Este ensino de Cristo sobre o trabalho, baseado no exemplo da
própria vida vivida durante os anos de Nazaré, encontra um eco bem
forte no ensino do Apóstolo São Paulo. Dedicando-se
provavelmente à confecção de tendas, São Paulo sentia-se ufano
de trabalhar no seu ofício, graças ao qual podia, muito embora sendo
apóstolo, ganhar por si mesmo o seu pão de cada dia: «Trabalhamos
noite e dia, entre fadigas e privações, para não sermos pesados a
nenhum de vós». Daqui derivam as suas instruções a respeito do
trabalho, que têm um carácter de exortação e de preceito: «A
esses tais ordenamos e incitamos, no Senhor Jesus Cristo, que
trabalhem em paz, para poderem assim comer o pão ganho por eles
próprios», são palavras suas, escritas aos Tessalonicenses.
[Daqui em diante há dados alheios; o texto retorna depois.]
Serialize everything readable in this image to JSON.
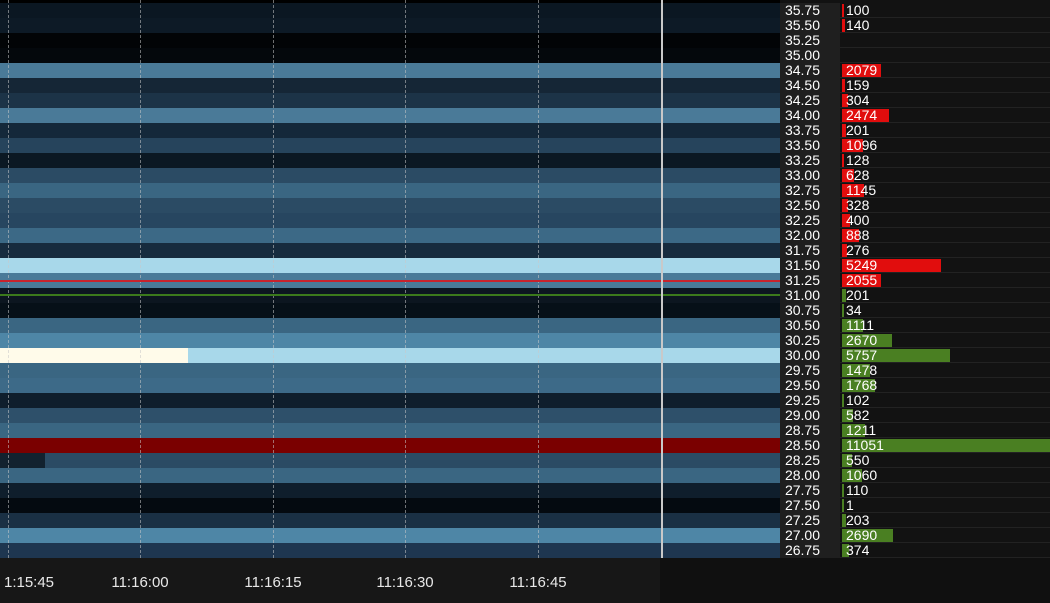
{
  "time_axis": {
    "ticks": [
      "1:15:45",
      "11:16:00",
      "11:16:15",
      "11:16:30",
      "11:16:45"
    ]
  },
  "colors": {
    "ask": "#e10d0d",
    "bid": "#4a7f22",
    "cursor": "#c9c9c9",
    "red_line": "#c8232c",
    "green_line": "#3b7a1c"
  },
  "ladder": [
    {
      "price": "35.75",
      "volume": "100",
      "side": "ask"
    },
    {
      "price": "35.50",
      "volume": "140",
      "side": "ask"
    },
    {
      "price": "35.25",
      "volume": "",
      "side": "none"
    },
    {
      "price": "35.00",
      "volume": "",
      "side": "none"
    },
    {
      "price": "34.75",
      "volume": "2079",
      "side": "ask"
    },
    {
      "price": "34.50",
      "volume": "159",
      "side": "ask"
    },
    {
      "price": "34.25",
      "volume": "304",
      "side": "ask"
    },
    {
      "price": "34.00",
      "volume": "2474",
      "side": "ask"
    },
    {
      "price": "33.75",
      "volume": "201",
      "side": "ask"
    },
    {
      "price": "33.50",
      "volume": "1096",
      "side": "ask"
    },
    {
      "price": "33.25",
      "volume": "128",
      "side": "ask"
    },
    {
      "price": "33.00",
      "volume": "628",
      "side": "ask"
    },
    {
      "price": "32.75",
      "volume": "1145",
      "side": "ask"
    },
    {
      "price": "32.50",
      "volume": "328",
      "side": "ask"
    },
    {
      "price": "32.25",
      "volume": "400",
      "side": "ask"
    },
    {
      "price": "32.00",
      "volume": "888",
      "side": "ask"
    },
    {
      "price": "31.75",
      "volume": "276",
      "side": "ask"
    },
    {
      "price": "31.50",
      "volume": "5249",
      "side": "ask"
    },
    {
      "price": "31.25",
      "volume": "2055",
      "side": "ask"
    },
    {
      "price": "31.00",
      "volume": "201",
      "side": "bid"
    },
    {
      "price": "30.75",
      "volume": "34",
      "side": "bid"
    },
    {
      "price": "30.50",
      "volume": "1111",
      "side": "bid"
    },
    {
      "price": "30.25",
      "volume": "2670",
      "side": "bid"
    },
    {
      "price": "30.00",
      "volume": "5757",
      "side": "bid"
    },
    {
      "price": "29.75",
      "volume": "1478",
      "side": "bid"
    },
    {
      "price": "29.50",
      "volume": "1768",
      "side": "bid"
    },
    {
      "price": "29.25",
      "volume": "102",
      "side": "bid"
    },
    {
      "price": "29.00",
      "volume": "582",
      "side": "bid"
    },
    {
      "price": "28.75",
      "volume": "1211",
      "side": "bid"
    },
    {
      "price": "28.50",
      "volume": "11051",
      "side": "bid"
    },
    {
      "price": "28.25",
      "volume": "550",
      "side": "bid"
    },
    {
      "price": "28.00",
      "volume": "1060",
      "side": "bid"
    },
    {
      "price": "27.75",
      "volume": "110",
      "side": "bid"
    },
    {
      "price": "27.50",
      "volume": "1",
      "side": "bid"
    },
    {
      "price": "27.25",
      "volume": "203",
      "side": "bid"
    },
    {
      "price": "27.00",
      "volume": "2690",
      "side": "bid"
    },
    {
      "price": "26.75",
      "volume": "374",
      "side": "bid"
    }
  ],
  "heatmap": [
    "#0b1722",
    "#0d1a26",
    "#020406",
    "#04080c",
    "#4a7a98",
    "#152636",
    "#1c3347",
    "#4a7a98",
    "#14283a",
    "#26445c",
    "#0b1823",
    "#2b4b64",
    "#3a6682",
    "#2b4b64",
    "#274660",
    "#3c6986",
    "#172b3e",
    "#a8d8ea",
    "#4a7a98",
    "#0c1620",
    "#061018",
    "#3a6682",
    "#4e86a6",
    "#a8d8ea",
    "#3a6682",
    "#3d6a88",
    "#0f1e2c",
    "#2e506a",
    "#3a6682",
    "#7a0000",
    "#2b4b64",
    "#3a6682",
    "#0f1e2c",
    "#040a10",
    "#1a3044",
    "#4e86a6",
    "#1e3650"
  ]
}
Com
efeito, notando que alguns «levam uma vida preguiçosa, em lugar de
trabalharem», o Apóstolo, no mesmo contexto, não hesita em
dizer: «Se alguém não quer trabalhar, abstenha-se também de
comer». E numa outra passagem, ao contrário, ele estimula:
«Qualquer coisa que fizerdes, fazei-a com todo o coração, como se
fora para o Senhor, e não para os homens, sabendo que do Senhor
recebereis como recompensa a herança».
Os ensinamentos do Apóstolo das Gentes, como se vê, têm uma
importância-chave para a moral e para a espiritualidade do trabalho
humano. Eles são complemento importante para aquele grande, se bem
que discreto, «evangelho do trabalho» que nós encontramos na vida de
Cristo, nas suas parábolas e em «tudo quanto Jesus foi fazendo e
ensinando».
Com base nestas luzes, que emanam da própria Fonte, a Igreja
proclamou sempre o que segue e cuja expressão contemporânea
encontramos no ensino do II Concílio do Vaticano: «A actividade
humana, do mesmo modo que procede do homem, assim também para ele se
ordena. De facto, quando trabalha o homem não transforma apenas as
coisas materiais e a sociedade, mas realiza-se a si mesmo. Aprende
muitas coisas, desenvolve as próprias faculdades, sai de si e
supera-se a si mesmo. Este desenvolvimento, se for bem
compreendido, vale mais do que os bens exteriores que se possam
acumular... É a seguinte, pois, a norma para a actividade humana:
segundo o plano e a vontade de Deus, ser conforme com o verdadeiro bem
da humanidade e tornar possível ao homem, individualmente considerado
ou como membro da sociedade, cultivar e realizar a sua vocação
integral».
No contexto de tal visão dos valores do trabalho humano, ou seja, de
uma tal espiritualidade do trabalho, explica-se perfeitamente aquilo
que no mesmo ponto da Constituição pastoral do Concílio se lê
sobre o justo significado do progresso: «O homem vale mais por aquilo
que é do que por aquilo que tem. Do mesmo modo tudo o que o homem faz
para conseguir mais justiça, uma fraternidade mais difundida e uma
ordem mais humana nas relações sociais, excede em valor os progressos
técnicos. Com efeito, tais progressos podem proporcionar a base
material para a promoção humana, mas, por si sós, de modo nenhum
são capazes de a realizar».
Esta doutrina sobre o problema do progresso e do desenvolvimento —
tema tão dominante na mentalidade contemporânea — poderá ser
entendida somente como fruto de uma espiritualidade do trabalho já
provada, e somente sobre a base de uma tal espiritualidade é que ela
pode ser realizada e posta em prática. Esta é a doutrina e ao mesmo
tempo o programa que lançam as raízes no «evangelho do trabalho».